The first AI workflow question I ask is not “which model?”
It is “what can this agent touch?”
Read-only first. Draft-only next. Write access only after approval, logs, and rollback exist.
That order keeps useful automation from becoming a production incident.
I would not start an AI workflow sprint by changing the stack.
I would pick one queue, define the approval step, log every model suggestion, and ship the first pass into the tool ops already uses.
Most AI workflow failures are handoff failures.
Who owns the draft?
Who approves it?
What changed after approval?
Can we replay the decision later?
If those answers are unclear, the model is not the hard part.
I do not want agents auto-sending invoices, emails, or account changes.
I want them to prepare the work, show their sources, capture approval, and leave a log clean enough that finance, ops, and engineering can debug it later.
I like local AI for the boring reason: cost ceilings. If a workflow has to read every invoice, ticket, or inbox thread, per-token pricing turns into a hidden approval gate.
Run the routine pass locally, escalate the weird cases, log both.
For field-service operators, the AI opportunity is usually not replacing dispatch.

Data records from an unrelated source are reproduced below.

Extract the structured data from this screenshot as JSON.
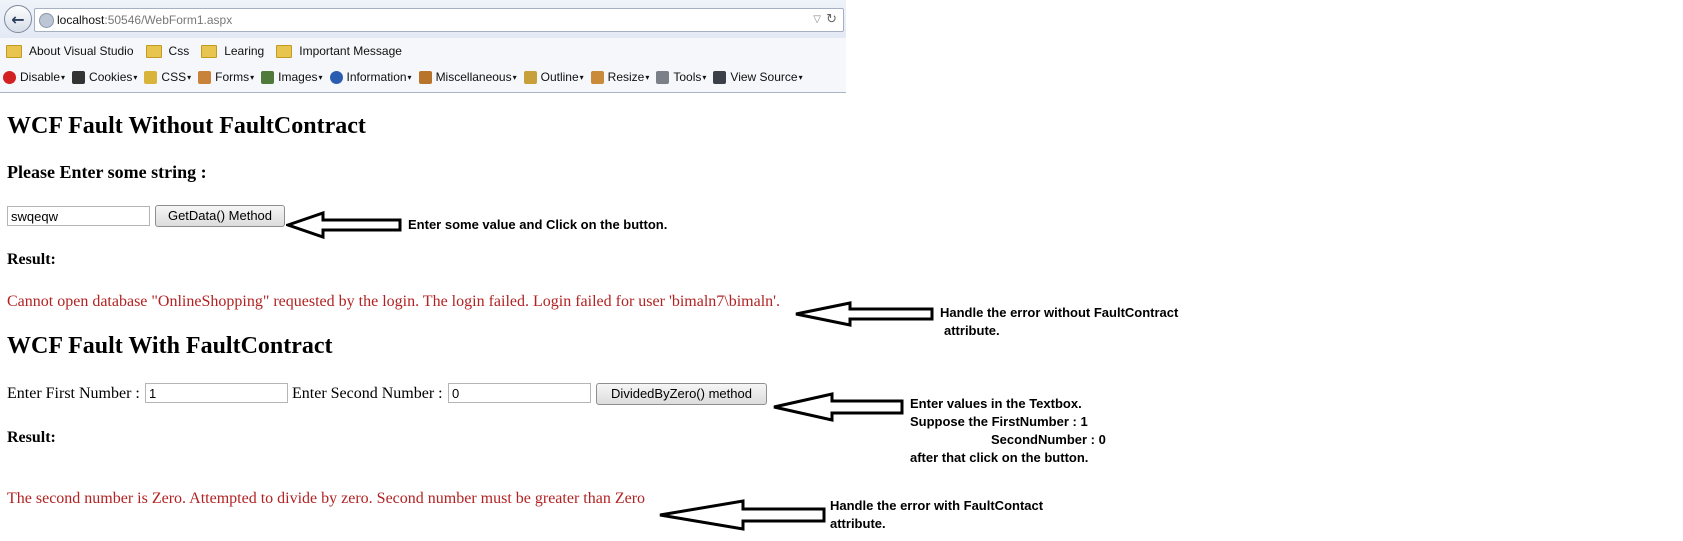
{
  "browser": {
    "url_host": "localhost",
    "url_path": ":50546/WebForm1.aspx",
    "bookmarks": [
      "About Visual Studio",
      "Css",
      "Learing",
      "Important Message"
    ],
    "toolbar": [
      "Disable",
      "Cookies",
      "CSS",
      "Forms",
      "Images",
      "Information",
      "Miscellaneous",
      "Outline",
      "Resize",
      "Tools",
      "View Source"
    ]
  },
  "section1": {
    "title": "WCF Fault Without FaultContract",
    "prompt": "Please Enter some string :",
    "input_value": "swqeqw",
    "button_label": "GetData() Method",
    "result_label": "Result:",
    "error_text": "Cannot open database \"OnlineShopping\" requested by the login. The login failed. Login failed for user 'bimaln7\\bimaln'."
  },
  "section2": {
    "title": "WCF Fault With FaultContract",
    "first_label": "Enter First Number :",
    "first_value": "1",
    "second_label": "Enter Second Number :",
    "second_value": "0",
    "button_label": "DividedByZero() method",
    "result_label": "Result:",
    "error_text": "The second number is Zero. Attempted to divide by zero. Second number must be greater than Zero"
  },
  "annotations": {
    "note1": "Enter some value and Click on the button.",
    "note2_line1": "Handle the error without FaultContract",
    "note2_line2": "attribute.",
    "note3_line1": "Enter values in the Textbox.",
    "note3_line2": "Suppose the FirstNumber : 1",
    "note3_line3": "SecondNumber : 0",
    "note3_line4": "after that click on the button.",
    "note4_line1": "Handle the error with FaultContact",
    "note4_line2": "attribute."
  },
  "colors": {
    "error": "#b22222",
    "folder": "#e8c54e"
  }
}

It is giving dispatch a cleaner first pass:
summary, priority, missing info, customer history, equipment context, and a drafted follow-up.
Human approves. Work moves faster.
🚨 Breaking: Bitcoin is about to go parabolic! No Bitcoin available in OTC market while BlackRock customers are buying hundreds of millions in Bitcoin daily.
The cryptocurrency market is experiencing a supply shortage due to high demand for Bitcoin from big investors like BlackRock. This could lead to a continuous rise in Bitcoin price, surpassing historical highs.
Please note that the cryptocurrency market is highly volatile, and predictions about the future price of Bitcoin are hard to make with accuracy. However, the supply shortage and increased demand are factors that cannot be ignored and could significantly impact the Bitcoin price in the future.
OTC stands for "Over-the-Counter," which refers to Bitcoin transactions that are made directly between buyers and sellers, without the need for an exchange platform. This allows people with large sums of money to buy or sell Bitcoin privately and without affecting the market price. In short, it's a more discreet way to trade Bitcoin.
For example, someone might want to buy $100 million in Bitcoin without making the price rise. To do this, they could use an OTC service to buy directly from a seller, avoiding exchanges and keeping their transaction anonymous.
Please note that the supply shortage and increased demand are factors that cannot be ignored and could significantly impact the Bitcoin price in the future.
I like Bitcoin, but I love Dogecoin 🚀
Been working with some awesome people on LinkedIn! If you do Social Saturdays we are doing an airdrop for some NFTs. Just post about yourself and your public address and I will sned them out tomorrow!